The sister also claimed that, in March, Dee cracked Ezaldein’s ribs, broke her jaw, ripped her clothing, stabbed her jacket with a switch knife, ripped her boots, bruised her lip, threw her clothing out the window and put a gun in her mouth. Finally, she said he called in April and threatened to kill himself because she had gotten the cops involved.
Ezaldein’s sister said Dee also sent her text messages claiming to be Ezaldein, even though Ezaldein was with her.
Cook County Judge Caroline Kate Moreland denied the sister’s petition.
Dee and Ezaldein’s sister each claimed in their petitions to have filed a police report. Chicago Police Supt. Garry McCarthy on Monday said Dee is the son of Chicago Police officers. Despite multiple attempts, his parents have not been reached for comment.

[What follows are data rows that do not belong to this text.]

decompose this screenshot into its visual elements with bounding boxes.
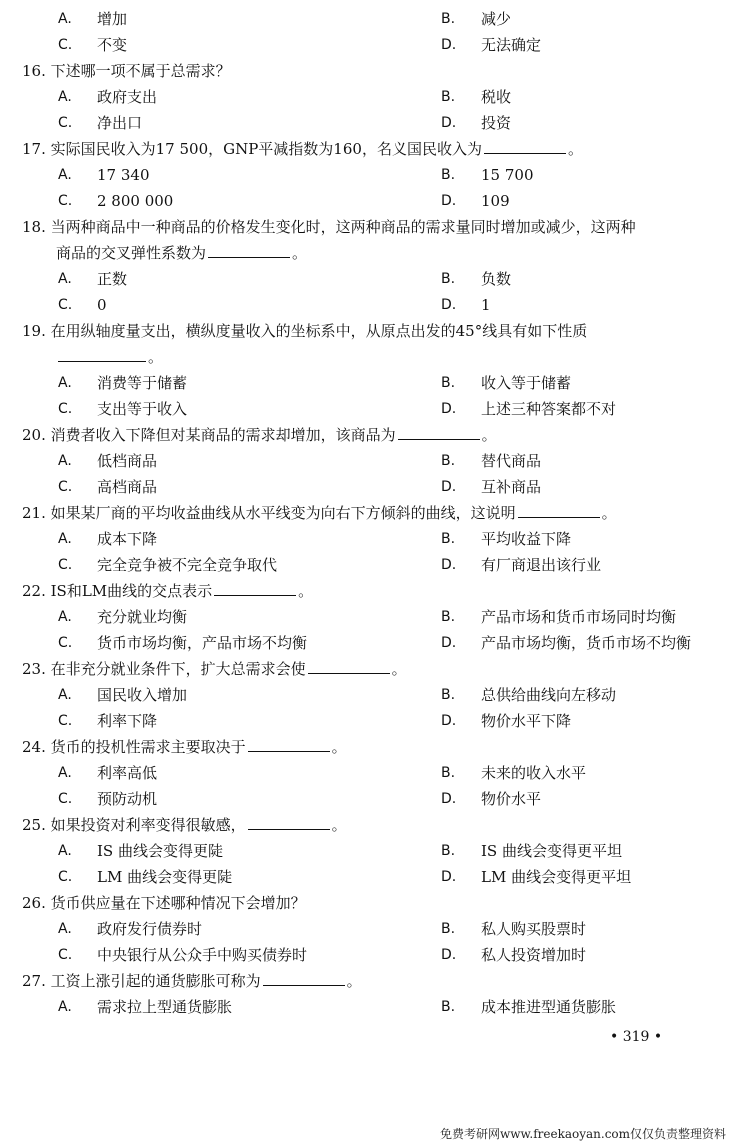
- option-text: IS 曲线会变得更陡: [97, 842, 223, 860]
- option-text: 中央银行从公众手中购买债券时: [97, 946, 308, 964]
- question-suffix: 。: [298, 582, 314, 600]
- option-letter: B.: [441, 11, 456, 27]
- option-text: 国民收入增加: [97, 686, 188, 704]
- option-letter: D.: [441, 869, 457, 885]
- question-text: [22, 139, 583, 159]
- option-text: IS 曲线会变得更平坦: [481, 842, 622, 860]
- question-stem: 商品的交叉弹性系数为: [56, 244, 207, 262]
- option-text: 无法确定: [481, 36, 542, 54]
- option-letter: C.: [58, 713, 73, 729]
- option-text: 支出等于收入: [97, 400, 188, 418]
- question-text: [22, 425, 497, 445]
- question-stem: 24. 货币的投机性需求主要取决于: [22, 738, 246, 756]
- option-letter: D.: [441, 635, 457, 651]
- question-stem: 25. 如果投资对利率变得很敏感，: [22, 816, 246, 834]
- question-text: [22, 815, 347, 835]
- answer-blank: [248, 815, 330, 830]
- option-text: 有厂商退出该行业: [481, 556, 602, 574]
- answer-blank: [214, 581, 296, 596]
- option-letter: A.: [58, 999, 72, 1015]
- question-suffix: 。: [481, 426, 497, 444]
- option-text: 私人投资增加时: [481, 946, 587, 964]
- question-text: [22, 61, 231, 81]
- option-text: 产品市场和货币市场同时均衡: [481, 608, 677, 626]
- question-text: [22, 659, 407, 679]
- option-letter: B.: [441, 609, 456, 625]
- question-suffix: 。: [292, 244, 308, 262]
- option-letter: D.: [441, 713, 457, 729]
- option-text: 政府发行债券时: [97, 920, 203, 938]
- question-text: [22, 321, 587, 341]
- page-number: • 319 •: [610, 1029, 663, 1045]
- answer-blank: [308, 659, 390, 674]
- question-stem: 23. 在非充分就业条件下，扩大总需求会使: [22, 660, 306, 678]
- option-letter: B.: [441, 453, 456, 469]
- option-text: 1: [481, 296, 491, 314]
- question-stem: 20. 消费者收入下降但对某商品的需求却增加，该商品为: [22, 426, 396, 444]
- option-text: 完全竞争被不完全竞争取代: [97, 556, 278, 574]
- option-letter: B.: [441, 687, 456, 703]
- option-text: 平均收益下降: [481, 530, 572, 548]
- question-text: [22, 971, 362, 991]
- option-letter: D.: [441, 401, 457, 417]
- answer-blank: [398, 425, 480, 440]
- option-letter: C.: [58, 947, 73, 963]
- option-text: 货币市场均衡，产品市场不均衡: [97, 634, 308, 652]
- option-text: LM 曲线会变得更陡: [97, 868, 233, 886]
- option-letter: A.: [58, 167, 72, 183]
- option-letter: C.: [58, 193, 73, 209]
- option-letter: B.: [441, 999, 456, 1015]
- option-text: 总供给曲线向左移动: [481, 686, 617, 704]
- option-letter: B.: [441, 167, 456, 183]
- option-letter: A.: [58, 531, 72, 547]
- option-text: 成本下降: [97, 530, 158, 548]
- option-text: 需求拉上型通货膨胀: [97, 998, 233, 1016]
- question-suffix: 。: [331, 738, 347, 756]
- option-letter: A.: [58, 921, 72, 937]
- option-letter: A.: [58, 271, 72, 287]
- option-letter: C.: [58, 479, 73, 495]
- option-letter: B.: [441, 843, 456, 859]
- option-text: 高档商品: [97, 478, 158, 496]
- option-text: 税收: [481, 88, 512, 106]
- option-text: 互补商品: [481, 478, 542, 496]
- option-letter: D.: [441, 791, 457, 807]
- option-text: 预防动机: [97, 790, 158, 808]
- option-letter: A.: [58, 765, 72, 781]
- option-text: 净出口: [97, 114, 143, 132]
- answer-blank: [263, 971, 345, 986]
- option-letter: B.: [441, 271, 456, 287]
- option-text: 109: [481, 192, 510, 210]
- option-letter: D.: [441, 479, 457, 495]
- option-letter: C.: [58, 791, 73, 807]
- option-text: 正数: [97, 270, 128, 288]
- answer-blank: [518, 503, 600, 518]
- option-letter: D.: [441, 557, 457, 573]
- option-letter: A.: [58, 89, 72, 105]
- option-letter: A.: [58, 687, 72, 703]
- question-suffix: 。: [148, 348, 164, 366]
- option-text: 成本推进型通货膨胀: [481, 998, 617, 1016]
- answer-blank: [208, 243, 290, 258]
- option-letter: C.: [58, 297, 73, 313]
- option-letter: A.: [58, 11, 72, 27]
- option-text: 增加: [97, 10, 128, 28]
- option-letter: B.: [441, 375, 456, 391]
- option-letter: B.: [441, 921, 456, 937]
- answer-blank: [248, 737, 330, 752]
- option-text: 未来的收入水平: [481, 764, 587, 782]
- option-letter: D.: [441, 297, 457, 313]
- option-text: 上述三种答案都不对: [481, 400, 617, 418]
- option-text: 产品市场均衡，货币市场不均衡: [481, 634, 692, 652]
- option-text: 减少: [481, 10, 512, 28]
- option-letter: D.: [441, 115, 457, 131]
- option-text: 私人购买股票时: [481, 920, 587, 938]
- option-text: 2 800 000: [97, 192, 174, 210]
- question-stem: 27. 工资上涨引起的通货膨胀可称为: [22, 972, 261, 990]
- option-text: 利率高低: [97, 764, 158, 782]
- option-text: 15 700: [481, 166, 534, 184]
- option-text: 充分就业均衡: [97, 608, 188, 626]
- question-continuation: [56, 347, 163, 367]
- question-suffix: 。: [567, 140, 583, 158]
- answer-blank: [484, 139, 566, 154]
- question-text: [22, 581, 313, 601]
- question-continuation: [56, 243, 307, 263]
- option-text: 替代商品: [481, 452, 542, 470]
- option-letter: A.: [58, 375, 72, 391]
- option-text: 负数: [481, 270, 512, 288]
- question-stem: 21. 如果某厂商的平均收益曲线从水平线变为向右下方倾斜的曲线，这说明: [22, 504, 516, 522]
- question-stem: 16. 下述哪一项不属于总需求？: [22, 62, 231, 80]
- question-stem: 17. 实际国民收入为17 500，GNP平减指数为160，名义国民收入为: [22, 140, 482, 158]
- option-text: 物价水平: [481, 790, 542, 808]
- question-text: [22, 737, 347, 757]
- option-letter: B.: [441, 765, 456, 781]
- option-letter: C.: [58, 557, 73, 573]
- option-text: 收入等于储蓄: [481, 374, 572, 392]
- answer-blank: [58, 347, 146, 362]
- option-letter: A.: [58, 609, 72, 625]
- option-letter: C.: [58, 37, 73, 53]
- option-letter: A.: [58, 453, 72, 469]
- question-suffix: 。: [331, 816, 347, 834]
- option-letter: B.: [441, 89, 456, 105]
- option-text: 低档商品: [97, 452, 158, 470]
- option-letter: A.: [58, 843, 72, 859]
- option-letter: D.: [441, 947, 457, 963]
- question-suffix: 。: [346, 972, 362, 990]
- question-suffix: 。: [391, 660, 407, 678]
- option-text: 不变: [97, 36, 128, 54]
- question-text: [22, 217, 636, 237]
- option-text: 物价水平下降: [481, 712, 572, 730]
- question-stem: 19. 在用纵轴度量支出，横纵度量收入的坐标系中，从原点出发的45°线具有如下性质: [22, 322, 588, 340]
- option-text: 0: [97, 296, 107, 314]
- option-text: 消费等于储蓄: [97, 374, 188, 392]
- option-text: LM 曲线会变得更平坦: [481, 868, 632, 886]
- option-letter: C.: [58, 635, 73, 651]
- option-text: 利率下降: [97, 712, 158, 730]
- question-stem: 22. IS和LM曲线的交点表示: [22, 582, 213, 600]
- question-suffix: 。: [601, 504, 617, 522]
- footer-watermark: 免费考研网www.freekaoyan.com仅仅负责整理资料: [440, 1127, 727, 1141]
- question-text: [22, 893, 306, 913]
- option-letter: D.: [441, 37, 457, 53]
- option-letter: C.: [58, 401, 73, 417]
- option-letter: B.: [441, 531, 456, 547]
- option-letter: C.: [58, 115, 73, 131]
- option-text: 投资: [481, 114, 512, 132]
- question-stem: 18. 当两种商品中一种商品的价格发生变化时，这两种商品的需求量同时增加或减少，这两种: [22, 218, 636, 236]
- option-text: 政府支出: [97, 88, 158, 106]
- option-text: 17 340: [97, 166, 150, 184]
- option-letter: C.: [58, 869, 73, 885]
- question-text: [22, 503, 617, 523]
- option-letter: D.: [441, 193, 457, 209]
- question-stem: 26. 货币供应量在下述哪种情况下会增加？: [22, 894, 306, 912]
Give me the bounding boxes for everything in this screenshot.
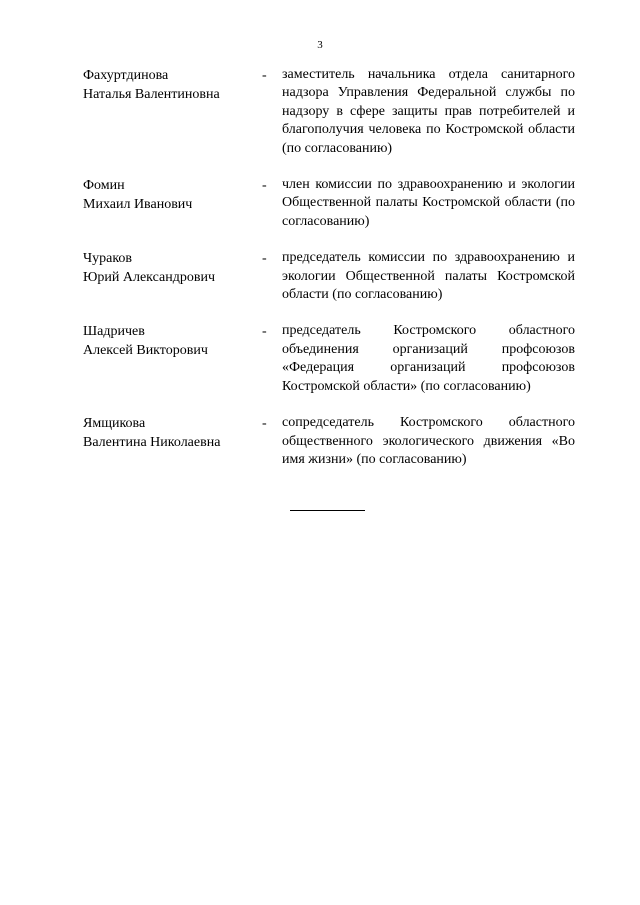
page-number: 3 (317, 39, 323, 51)
member-name (83, 66, 258, 104)
member-dash: - (262, 68, 267, 83)
member-name (83, 176, 258, 214)
member-list (83, 66, 575, 469)
member-role: член комиссии по здравоохранению и экологии Общественной палаты Костромской области (по согласованию) (282, 177, 575, 229)
member-row (83, 322, 575, 396)
member-surname: Фомин (83, 178, 125, 194)
member-surname: Чураков (83, 251, 133, 267)
member-given-names: Наталья Валентиновна (83, 87, 220, 102)
member-dash: - (262, 324, 267, 340)
member-given-names: Алексей Викторович (83, 343, 208, 359)
member-given-names: Валентина Николаевна (83, 435, 221, 451)
member-name (83, 249, 258, 287)
member-dash: - (262, 178, 267, 194)
member-row (83, 176, 575, 231)
member-row (83, 414, 575, 469)
member-role: заместитель начальника отдела санитарного надзора Управления Федеральной службы по надзору в сфере защиты прав потребителей и благополучия человека по Костромской области (по согласованию) (282, 67, 575, 156)
member-role: председатель Костромского областного объединения организаций профсоюзов «Федерация организаций профсоюзов Костромской области» (по согласованию) (282, 323, 575, 394)
member-surname: Фахуртдинова (83, 68, 169, 83)
member-dash: - (262, 416, 267, 432)
member-dash: - (262, 251, 267, 267)
member-role: сопредседатель Костромского областного общественного экологического движения «Во имя жизни» (по согласованию) (282, 415, 575, 467)
member-name (83, 322, 258, 360)
member-surname: Шадричев (83, 324, 145, 340)
member-row (83, 66, 575, 158)
member-given-names: Михаил Иванович (83, 197, 193, 213)
end-of-list-rule (290, 510, 365, 511)
member-surname: Ямщикова (83, 416, 146, 432)
member-row (83, 249, 575, 304)
member-name (83, 414, 258, 452)
member-given-names: Юрий Александрович (83, 270, 215, 286)
member-role: председатель комиссии по здравоохранению и экологии Общественной палаты Костромской области (по согласованию) (282, 250, 575, 303)
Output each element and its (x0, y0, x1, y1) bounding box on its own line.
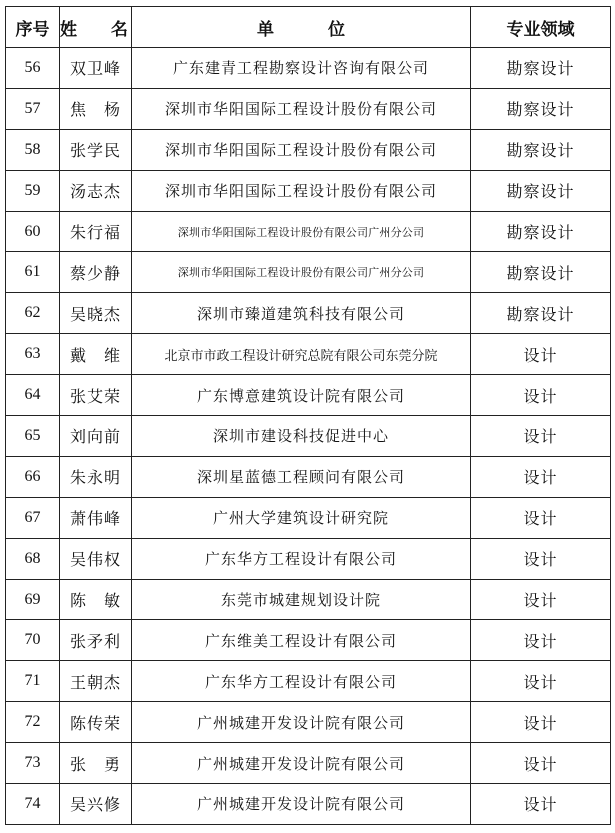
table-row (6, 579, 611, 620)
serial-number-cell: 65 (6, 416, 60, 457)
field-cell: 勘察设计 (471, 170, 611, 211)
name-cell: 汤志杰 (60, 170, 132, 211)
name-cell: 焦 杨 (60, 88, 132, 129)
header-unit-label: 单 位 (257, 19, 369, 40)
serial-number-cell: 73 (6, 743, 60, 784)
table-row (6, 620, 611, 661)
name-cell: 张矛利 (60, 620, 132, 661)
field-cell: 勘察设计 (471, 88, 611, 129)
unit-cell: 广东华方工程设计有限公司 (132, 538, 471, 579)
serial-number-cell: 62 (6, 293, 60, 334)
unit-cell: 广东建青工程勘察设计咨询有限公司 (132, 48, 471, 89)
unit-cell: 深圳市华阳国际工程设计股份有限公司 (132, 88, 471, 129)
unit-cell: 深圳市臻道建筑科技有限公司 (132, 293, 471, 334)
name-cell: 蔡少静 (60, 252, 132, 293)
name-cell: 吴兴修 (60, 784, 132, 825)
field-cell: 设计 (471, 375, 611, 416)
table-row (6, 743, 611, 784)
table-row (6, 702, 611, 743)
field-cell: 设计 (471, 538, 611, 579)
field-cell: 设计 (471, 784, 611, 825)
serial-number-cell: 59 (6, 170, 60, 211)
field-cell: 设计 (471, 456, 611, 497)
header-field: 专业领域 (471, 7, 611, 48)
name-cell: 朱行福 (60, 211, 132, 252)
name-cell: 萧伟峰 (60, 497, 132, 538)
field-cell: 设计 (471, 743, 611, 784)
name-cell: 刘向前 (60, 416, 132, 457)
field-cell: 勘察设计 (471, 129, 611, 170)
name-cell: 王朝杰 (60, 661, 132, 702)
table-row (6, 661, 611, 702)
unit-cell: 广州城建开发设计院有限公司 (132, 743, 471, 784)
unit-cell: 广州大学建筑设计研究院 (132, 497, 471, 538)
field-cell: 勘察设计 (471, 252, 611, 293)
serial-number-cell: 57 (6, 88, 60, 129)
table-row (6, 416, 611, 457)
unit-cell: 广东博意建筑设计院有限公司 (132, 375, 471, 416)
field-cell: 设计 (471, 416, 611, 457)
serial-number-cell: 71 (6, 661, 60, 702)
serial-number-cell: 72 (6, 702, 60, 743)
unit-cell: 东莞市城建规划设计院 (132, 579, 471, 620)
table-row (6, 538, 611, 579)
field-cell: 设计 (471, 497, 611, 538)
table-header (6, 7, 611, 48)
name-cell: 张 勇 (60, 743, 132, 784)
serial-number-cell: 60 (6, 211, 60, 252)
serial-number-cell: 68 (6, 538, 60, 579)
field-cell: 勘察设计 (471, 211, 611, 252)
serial-number-cell: 56 (6, 48, 60, 89)
unit-cell: 深圳市华阳国际工程设计股份有限公司 (132, 129, 471, 170)
header-unit (132, 7, 471, 48)
field-cell: 设计 (471, 661, 611, 702)
serial-number-cell: 58 (6, 129, 60, 170)
serial-number-cell: 66 (6, 456, 60, 497)
table-row (6, 252, 611, 293)
expert-roster-table (5, 6, 611, 825)
serial-number-cell: 69 (6, 579, 60, 620)
name-cell: 张学民 (60, 129, 132, 170)
serial-number-cell: 61 (6, 252, 60, 293)
unit-cell: 广州城建开发设计院有限公司 (132, 702, 471, 743)
name-cell: 张艾荣 (60, 375, 132, 416)
table-row (6, 784, 611, 825)
header-name: 姓 名 (60, 7, 132, 48)
field-cell: 设计 (471, 702, 611, 743)
unit-cell: 北京市市政工程设计研究总院有限公司东莞分院 (132, 334, 471, 375)
name-cell: 朱永明 (60, 456, 132, 497)
header-row (6, 7, 611, 48)
name-cell: 戴 维 (60, 334, 132, 375)
unit-cell: 广东华方工程设计有限公司 (132, 661, 471, 702)
name-cell: 吴晓杰 (60, 293, 132, 334)
field-cell: 设计 (471, 334, 611, 375)
serial-number-cell: 70 (6, 620, 60, 661)
unit-cell: 广东维美工程设计有限公司 (132, 620, 471, 661)
table-body (6, 48, 611, 825)
unit-cell: 广州城建开发设计院有限公司 (132, 784, 471, 825)
name-cell: 吴伟权 (60, 538, 132, 579)
serial-number-cell: 63 (6, 334, 60, 375)
unit-cell: 深圳市建设科技促进中心 (132, 416, 471, 457)
field-cell: 设计 (471, 579, 611, 620)
table-row (6, 293, 611, 334)
header-serial-number: 序号 (6, 7, 60, 48)
table-row (6, 456, 611, 497)
field-cell: 设计 (471, 620, 611, 661)
serial-number-cell: 74 (6, 784, 60, 825)
name-cell: 双卫峰 (60, 48, 132, 89)
unit-cell: 深圳市华阳国际工程设计股份有限公司广州分公司 (132, 211, 471, 252)
table-row (6, 88, 611, 129)
field-cell: 勘察设计 (471, 48, 611, 89)
unit-cell: 深圳市华阳国际工程设计股份有限公司广州分公司 (132, 252, 471, 293)
field-cell: 勘察设计 (471, 293, 611, 334)
name-cell: 陈 敏 (60, 579, 132, 620)
table-row (6, 48, 611, 89)
table-row (6, 497, 611, 538)
unit-cell: 深圳市华阳国际工程设计股份有限公司 (132, 170, 471, 211)
table-row (6, 211, 611, 252)
unit-cell: 深圳星蓝德工程顾问有限公司 (132, 456, 471, 497)
serial-number-cell: 64 (6, 375, 60, 416)
table-row (6, 375, 611, 416)
serial-number-cell: 67 (6, 497, 60, 538)
table-row (6, 129, 611, 170)
table-row (6, 170, 611, 211)
table-row (6, 334, 611, 375)
name-cell: 陈传荣 (60, 702, 132, 743)
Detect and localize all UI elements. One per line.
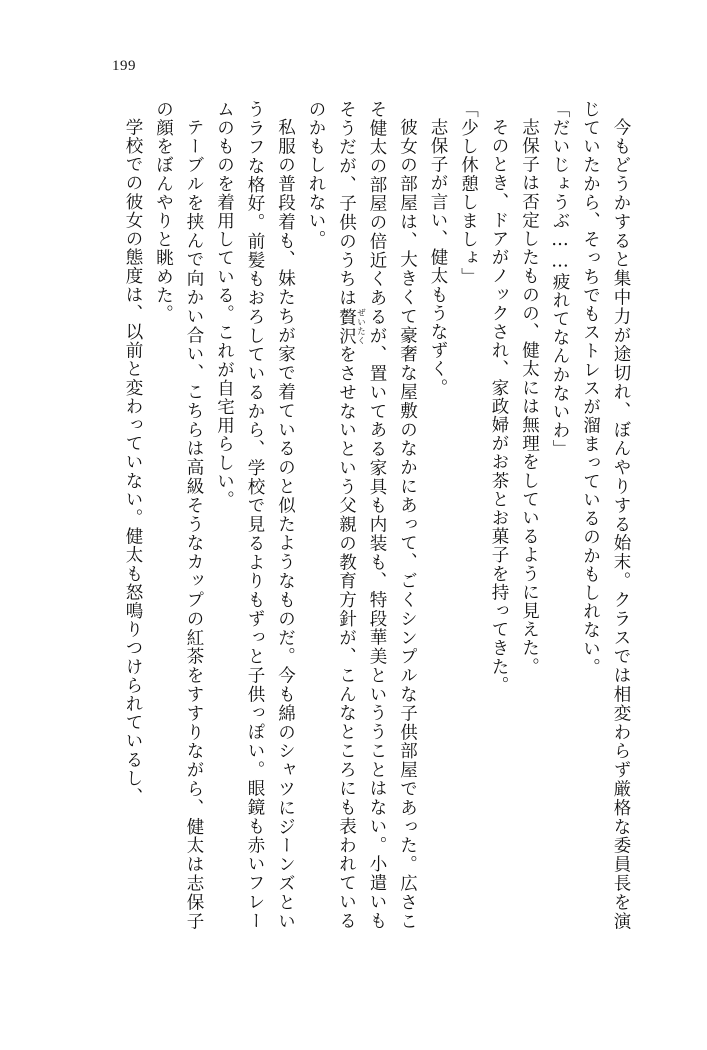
page-number: 199	[112, 58, 136, 74]
ruby-paragraph-part-2: をさせないという父親の教育方針が、こんなところにも表われているのかもしれない。	[306, 100, 357, 930]
paragraph-dialogue: 「だいじょうぶ……疲れてなんかないわ」	[550, 100, 570, 459]
paragraph: テーブルを挟んで向かい合い、こちらは高級そうなカップの紅茶をすすりながら、健太は志保子の顔をぼんやりと眺めた。	[153, 100, 204, 930]
paragraph: 志保子が言い、健太もうなずく。	[428, 117, 448, 397]
paragraph: 学校での彼女の態度は、以前と変わっていない。健太も怒鳴りつけられているし、	[123, 117, 143, 806]
paragraph-dialogue: 「少し休憩しましょ」	[458, 100, 479, 286]
paragraph-with-ruby	[301, 100, 423, 930]
page-body-text	[96, 100, 636, 930]
ruby-base: 贅沢	[336, 307, 357, 346]
ruby-paragraph-part-1: 彼女の部屋は、大きくて豪奢な屋敷のなかにあって、ごくシンプルな子供部屋であった。広さこそ健太の部屋の倍近くあるが、置いてある家具も内装も、特段華美といううことはない。小遣いもそうだが、子供のうちは	[336, 100, 418, 930]
paragraph: 今もどうかすると集中力が途切れ、ぼんやりする始末。クラスでは相変わらず厳格な委員長を演じていたから、そっちでもストレスが溜まっているのかもしれない。	[580, 100, 631, 930]
paragraph: そのとき、ドアがノックされ、家政婦がお茶とお菓子を持ってきた。	[489, 117, 509, 695]
ruby-reading: ぜいたく	[355, 307, 366, 346]
ruby-annotation	[336, 307, 366, 346]
paragraph: 私服の普段着も、妹たちが家で着ているのと似たようなものだ。今も綿のシャツにジーンズというラフな格好。前髪もおろしているから、学校で見るよりもずっと子供っぽい。眼鏡も赤いフレームのものを着用している。これが自宅用らしい。	[214, 100, 296, 930]
paragraph: 志保子は否定したものの、健太には無理をしているように見えた。	[519, 117, 540, 676]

McCarthy said Dee had a valid firearm owner I.D. card at one time but officials are still investigating where the gun that was used Friday was purchased.
McCarthy said Ezaldein called police about an incident a week before she was killed. Details surrounding the report were not immediately available.
Ezaldein’s sister, who asked that her name not be used, has previously said Ezaldein dated Dee from August 2012 until she broke up with him in December 2013. But she said Dee continued to abuse her sister after that.
Another woman who sought an order of protection against Dee in 2007 told the Chicago Sun-Times she suffered similar abuse while dating Dee. The woman, who asked that her name not be used, said she dated Dee for three months that year. She said if she upset him or threatened to leave him “he would basically threaten your family or threaten your friends.”
That woman said she initially sought an order of protection against Dee after someone broke into her home and stole money after they broke up. She suspected Dee, but said she ultimately decided she didn’t want to provoke any further incidents and chose not to pursue the order of protection.
Ezaldein had studied law at the University of Chicago while also working at Nordstrom to support herself, her family said. Police said she was a seasonal worker at the department store. The university confirmed Ezaldein had been at student at the school, but said she was not enrolled for the fall semester.